Het feit dat er dragers kunnen zijn, die zelf helemaal geen ziekteverschijnselen vertonen, is natuurlijk een groot aandachtspunt. Het virus is gelukkig ook in die gevallen aan te tonen met een bloedtest. Daarom worden na de diagnose EIA bij een ziek paard alle paarden die de afgelopen tijd in de buurt van dat zieke paard zijn geweest, enkele keren getest op aanwezigheid van het virus in hun bloed en in quarantaine gehouden. Bij vaststelling of vermoeden is het collectief belang dermate groot, dat het belangrijk is maatregelen te treffen. De kans op verder besmettingsgevaar is niet zo groot, maar zeker in het zomerseizoen is hij er helaas wel, als er nog andere paarden in de nabije omgeving staan. 

Dit maakt ook duidelijk waarom er jarenlang steekproeven gedaan zijn op bloed van paarden uit slachthuizen. Het werd de afgelopen jaren in Nederland niet aangetroffen, wat natuurlijk nooit 100% garantie geeft dat het er nooit kan zijn, maar toch een sterke indicatie is dat het in Nederland echt niet heel veel aanwezig is. 

Insecten

Het geheel weren van insecten is altijd goed, maar in praktijk geeft dat natuurlijk nooit een waterdichte strategie. Het punt is dat er voor niemand een waterdichte strategie is en we het aantal dragers natuurlijk met zijn allen moeten beperken. Daarom is EIA een meldingsplichtige ziekte, dit houdt in dat men al bij de verdenking van EIA een melding moeten maken bij de NVWA en verdere maatregelen in overleg genomen worden.

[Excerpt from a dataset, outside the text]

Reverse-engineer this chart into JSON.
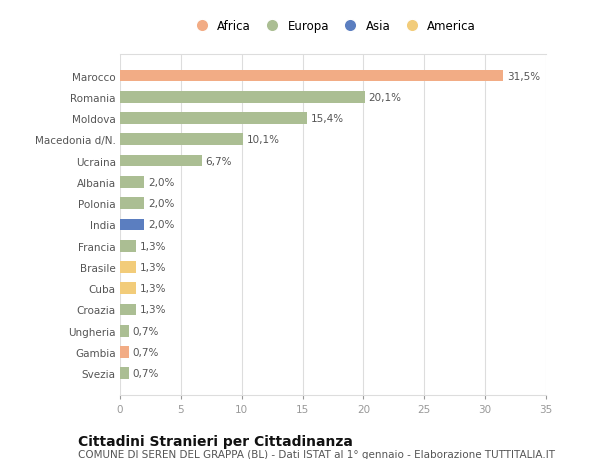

Er is geen preventieve behandeling. In China is een vaccin tegen EIA ontwikkeld, maar dat is buiten China niet toegelaten, omdat het erg heftig kan zijn voor een paard. Het middel zou dan erger als de kwaal zijn. In Amerika wordt gewerkt aan de ontwikkeling van een nieuw vaccin.

De oorsprong

De ziekte heeft zijn oorsprong in de moerasgebieden van Midden en Zuid-Amerika, Canada, Zuid Afrika en Australië. Moeraskoorts (muggen) duikt in Europa met enige regelmaat op. Op dit moment is het aantal paarden dat er last van krijgt gelukkig heel beperkt, de gevolgen voor het management op de stal zijn daarentegen natuurlijk heel fors. De afgelopen jaren zijn er uitbraken geweest in Ierland, Italië, Belgie en Duitsland. In Roemenië is de ziekte endemisch. Er gelden sinds de zomer van 2010 Europese maatregelen die het verslepen van EIA moeten voorkomen.